There are a wide range of stories in this collection and, while some are better than others, most are very good. The collection includes stories about Effie Gray and Dido Elizabeth Belle, two women whose lives I find especially interesting! (Other readers may recognize their stories from the recent films 'Effie' & 'Belle') The different narrators bring to life a variety of characters, with a variety of accents and backgrounds. This makes the audiobook version particularly great!
Donogue does a brilliant job of fleshing-out the characters that she encounters, through historical research. The moment where Mary Toft realizes that she is trapped and that her hoax is sure to be found out is unexpectedly moving. Donogue explores the way women's bodies are viewed and abused by society, bringing an uncomfortable conclusion to what would have otherwise been a silly little story. These themes are further explored in 'Cured' which recounts the first experimental attempts at female circumcision, and is very grim and unsettling!
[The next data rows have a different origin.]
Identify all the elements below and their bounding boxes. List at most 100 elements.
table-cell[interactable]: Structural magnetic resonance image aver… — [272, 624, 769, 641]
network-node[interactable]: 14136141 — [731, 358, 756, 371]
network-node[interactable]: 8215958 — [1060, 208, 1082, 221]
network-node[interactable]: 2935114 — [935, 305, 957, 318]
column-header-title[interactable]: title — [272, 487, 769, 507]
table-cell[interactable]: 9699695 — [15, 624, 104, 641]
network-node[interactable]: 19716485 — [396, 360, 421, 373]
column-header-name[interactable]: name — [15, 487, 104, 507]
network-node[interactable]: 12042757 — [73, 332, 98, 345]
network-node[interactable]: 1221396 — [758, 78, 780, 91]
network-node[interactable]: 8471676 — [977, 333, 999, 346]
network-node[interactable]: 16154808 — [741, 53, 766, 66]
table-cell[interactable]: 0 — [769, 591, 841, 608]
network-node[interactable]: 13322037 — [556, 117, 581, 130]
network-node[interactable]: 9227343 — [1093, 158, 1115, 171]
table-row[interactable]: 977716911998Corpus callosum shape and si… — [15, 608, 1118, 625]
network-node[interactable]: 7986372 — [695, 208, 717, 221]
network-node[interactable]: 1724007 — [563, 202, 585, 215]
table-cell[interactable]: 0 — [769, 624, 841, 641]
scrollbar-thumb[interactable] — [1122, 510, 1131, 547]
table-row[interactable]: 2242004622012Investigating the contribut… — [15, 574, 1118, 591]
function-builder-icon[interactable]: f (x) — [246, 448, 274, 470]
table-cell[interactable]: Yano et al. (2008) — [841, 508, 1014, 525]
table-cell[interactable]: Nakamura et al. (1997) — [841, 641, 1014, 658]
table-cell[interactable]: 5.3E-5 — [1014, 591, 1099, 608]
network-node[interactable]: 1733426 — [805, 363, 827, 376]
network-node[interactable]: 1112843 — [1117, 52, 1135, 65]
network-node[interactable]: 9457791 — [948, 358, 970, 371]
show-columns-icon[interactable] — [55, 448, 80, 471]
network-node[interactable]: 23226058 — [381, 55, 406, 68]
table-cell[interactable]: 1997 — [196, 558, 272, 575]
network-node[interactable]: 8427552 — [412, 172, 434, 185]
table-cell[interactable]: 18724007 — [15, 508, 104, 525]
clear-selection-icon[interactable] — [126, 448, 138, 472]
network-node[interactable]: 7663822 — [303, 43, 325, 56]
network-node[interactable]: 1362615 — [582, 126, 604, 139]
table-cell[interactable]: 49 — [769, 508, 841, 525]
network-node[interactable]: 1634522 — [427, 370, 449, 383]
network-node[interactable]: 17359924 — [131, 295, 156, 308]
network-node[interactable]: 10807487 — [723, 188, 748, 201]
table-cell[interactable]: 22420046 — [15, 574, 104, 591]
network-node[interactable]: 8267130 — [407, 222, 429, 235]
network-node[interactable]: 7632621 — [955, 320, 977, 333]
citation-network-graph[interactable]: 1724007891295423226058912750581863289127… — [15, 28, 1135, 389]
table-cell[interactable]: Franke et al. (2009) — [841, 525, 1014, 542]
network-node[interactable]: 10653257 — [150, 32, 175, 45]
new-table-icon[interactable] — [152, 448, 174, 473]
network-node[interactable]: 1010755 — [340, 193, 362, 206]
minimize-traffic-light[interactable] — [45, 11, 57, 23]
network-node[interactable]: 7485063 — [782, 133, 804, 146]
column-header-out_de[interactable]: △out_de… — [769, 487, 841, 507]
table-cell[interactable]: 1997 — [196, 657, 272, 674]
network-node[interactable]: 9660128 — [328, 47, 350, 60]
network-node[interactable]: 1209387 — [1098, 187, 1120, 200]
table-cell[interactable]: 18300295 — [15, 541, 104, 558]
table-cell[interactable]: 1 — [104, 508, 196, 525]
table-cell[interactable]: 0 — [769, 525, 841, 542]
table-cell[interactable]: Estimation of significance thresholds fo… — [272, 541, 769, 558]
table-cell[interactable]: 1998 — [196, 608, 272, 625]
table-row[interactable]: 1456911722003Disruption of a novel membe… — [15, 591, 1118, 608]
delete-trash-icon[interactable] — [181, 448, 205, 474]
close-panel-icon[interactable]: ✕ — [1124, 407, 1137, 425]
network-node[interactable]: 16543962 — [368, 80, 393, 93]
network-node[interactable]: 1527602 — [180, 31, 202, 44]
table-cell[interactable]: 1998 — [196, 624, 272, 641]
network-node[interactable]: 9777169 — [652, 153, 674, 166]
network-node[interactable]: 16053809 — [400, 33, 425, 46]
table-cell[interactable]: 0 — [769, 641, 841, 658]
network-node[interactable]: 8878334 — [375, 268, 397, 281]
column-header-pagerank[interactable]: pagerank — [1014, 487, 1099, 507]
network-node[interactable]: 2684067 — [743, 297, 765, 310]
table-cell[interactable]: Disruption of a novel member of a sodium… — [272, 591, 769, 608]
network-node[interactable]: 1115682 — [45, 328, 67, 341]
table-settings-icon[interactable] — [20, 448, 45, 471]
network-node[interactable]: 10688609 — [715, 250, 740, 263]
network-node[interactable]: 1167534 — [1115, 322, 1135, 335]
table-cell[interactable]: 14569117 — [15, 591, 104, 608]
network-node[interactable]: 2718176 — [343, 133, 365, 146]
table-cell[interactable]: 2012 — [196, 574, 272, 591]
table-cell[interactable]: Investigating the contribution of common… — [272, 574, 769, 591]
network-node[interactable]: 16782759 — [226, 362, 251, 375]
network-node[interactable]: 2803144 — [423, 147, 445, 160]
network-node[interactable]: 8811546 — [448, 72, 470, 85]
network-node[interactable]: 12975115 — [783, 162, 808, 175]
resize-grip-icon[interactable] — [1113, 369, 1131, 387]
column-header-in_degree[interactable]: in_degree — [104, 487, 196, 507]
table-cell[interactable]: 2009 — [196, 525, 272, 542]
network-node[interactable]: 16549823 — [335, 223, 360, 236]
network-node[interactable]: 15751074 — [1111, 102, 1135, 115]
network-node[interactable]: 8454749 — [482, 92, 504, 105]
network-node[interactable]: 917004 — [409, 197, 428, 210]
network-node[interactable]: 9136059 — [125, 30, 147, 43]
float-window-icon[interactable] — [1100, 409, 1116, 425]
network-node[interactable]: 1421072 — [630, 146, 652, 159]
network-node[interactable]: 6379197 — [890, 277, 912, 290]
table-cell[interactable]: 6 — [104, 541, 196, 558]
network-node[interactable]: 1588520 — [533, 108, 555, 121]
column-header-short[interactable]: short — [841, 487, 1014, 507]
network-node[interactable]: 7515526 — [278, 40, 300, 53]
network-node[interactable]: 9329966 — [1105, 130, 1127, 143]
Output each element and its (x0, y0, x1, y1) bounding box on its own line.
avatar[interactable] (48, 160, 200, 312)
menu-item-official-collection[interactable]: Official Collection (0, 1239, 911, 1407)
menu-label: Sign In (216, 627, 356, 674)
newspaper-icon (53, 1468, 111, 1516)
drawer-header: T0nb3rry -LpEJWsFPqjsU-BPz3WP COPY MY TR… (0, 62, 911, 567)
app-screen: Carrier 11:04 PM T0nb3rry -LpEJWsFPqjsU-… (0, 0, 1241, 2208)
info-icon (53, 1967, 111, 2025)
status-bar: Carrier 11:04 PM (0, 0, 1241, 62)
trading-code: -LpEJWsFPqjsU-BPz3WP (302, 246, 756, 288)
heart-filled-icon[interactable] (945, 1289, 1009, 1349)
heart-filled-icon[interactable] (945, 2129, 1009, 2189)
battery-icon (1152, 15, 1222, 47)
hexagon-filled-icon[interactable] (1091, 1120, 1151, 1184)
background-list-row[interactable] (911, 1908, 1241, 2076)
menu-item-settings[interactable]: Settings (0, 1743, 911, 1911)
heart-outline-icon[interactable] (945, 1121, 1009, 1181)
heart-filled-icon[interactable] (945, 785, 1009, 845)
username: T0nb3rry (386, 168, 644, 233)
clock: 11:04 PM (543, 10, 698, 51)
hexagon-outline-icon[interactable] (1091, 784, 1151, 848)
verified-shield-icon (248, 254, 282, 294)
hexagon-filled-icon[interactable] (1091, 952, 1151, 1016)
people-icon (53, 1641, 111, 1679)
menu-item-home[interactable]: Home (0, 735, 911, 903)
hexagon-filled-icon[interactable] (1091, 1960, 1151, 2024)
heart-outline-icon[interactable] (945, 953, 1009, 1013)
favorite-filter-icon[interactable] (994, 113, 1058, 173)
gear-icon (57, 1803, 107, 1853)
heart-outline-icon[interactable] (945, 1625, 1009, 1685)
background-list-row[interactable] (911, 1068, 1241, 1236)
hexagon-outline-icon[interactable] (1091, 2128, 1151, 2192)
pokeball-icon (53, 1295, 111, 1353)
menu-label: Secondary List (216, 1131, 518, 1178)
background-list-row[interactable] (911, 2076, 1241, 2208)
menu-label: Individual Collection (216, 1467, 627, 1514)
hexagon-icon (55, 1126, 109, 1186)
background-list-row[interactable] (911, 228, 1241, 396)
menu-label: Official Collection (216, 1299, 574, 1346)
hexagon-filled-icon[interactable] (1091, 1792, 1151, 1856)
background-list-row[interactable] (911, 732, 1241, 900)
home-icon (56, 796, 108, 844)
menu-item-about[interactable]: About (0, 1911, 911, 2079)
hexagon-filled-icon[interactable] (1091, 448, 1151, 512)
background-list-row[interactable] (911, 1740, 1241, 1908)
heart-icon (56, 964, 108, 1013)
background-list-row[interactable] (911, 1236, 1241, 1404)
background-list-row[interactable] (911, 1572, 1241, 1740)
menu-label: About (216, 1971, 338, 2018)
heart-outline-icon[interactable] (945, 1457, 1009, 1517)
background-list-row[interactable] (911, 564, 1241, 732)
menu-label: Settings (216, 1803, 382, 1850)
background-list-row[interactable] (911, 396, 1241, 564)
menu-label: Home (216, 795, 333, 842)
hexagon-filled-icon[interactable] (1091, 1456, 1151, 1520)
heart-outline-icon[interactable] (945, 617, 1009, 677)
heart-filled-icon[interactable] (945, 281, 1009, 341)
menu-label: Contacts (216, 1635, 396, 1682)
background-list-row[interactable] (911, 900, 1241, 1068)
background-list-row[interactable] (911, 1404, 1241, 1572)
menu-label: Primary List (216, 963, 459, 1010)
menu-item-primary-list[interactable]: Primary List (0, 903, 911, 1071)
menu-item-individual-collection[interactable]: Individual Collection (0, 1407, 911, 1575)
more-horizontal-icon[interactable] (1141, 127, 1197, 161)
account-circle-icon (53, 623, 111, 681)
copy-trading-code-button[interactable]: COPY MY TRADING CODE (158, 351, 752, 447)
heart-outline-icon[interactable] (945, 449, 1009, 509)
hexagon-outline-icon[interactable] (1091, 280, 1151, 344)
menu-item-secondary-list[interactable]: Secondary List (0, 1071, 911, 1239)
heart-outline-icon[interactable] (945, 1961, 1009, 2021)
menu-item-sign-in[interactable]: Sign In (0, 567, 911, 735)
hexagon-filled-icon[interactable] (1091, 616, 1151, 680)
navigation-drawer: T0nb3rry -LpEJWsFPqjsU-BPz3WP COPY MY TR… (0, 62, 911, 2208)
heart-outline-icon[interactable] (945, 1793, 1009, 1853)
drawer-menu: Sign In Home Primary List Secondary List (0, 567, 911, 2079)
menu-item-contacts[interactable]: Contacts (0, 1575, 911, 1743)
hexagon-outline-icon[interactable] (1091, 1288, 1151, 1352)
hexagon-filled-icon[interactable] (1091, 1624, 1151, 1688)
The narration of 'My Last Rabbit' and 'Cured' are probably my favorites, as these are my favorite stories in the collection. However 'Revelations' also features a particularly good narrator with a strong Scottish accent.
There are many emotionally charged stories in this collection and I found that many of the stories featured particularly moving scenes. It was exciting and interesting, but most of the stories seemed to be desired to inspire shock or outrage.
The description of historical injustices such as those within 'Dido' or 'The Necessity of Burning' really make an impact. Donogue includes comments after each story too, to clarify which details are invented and which are not, and in these sections she usually hammers her point home - just in case any of her readers are too dense to miss it.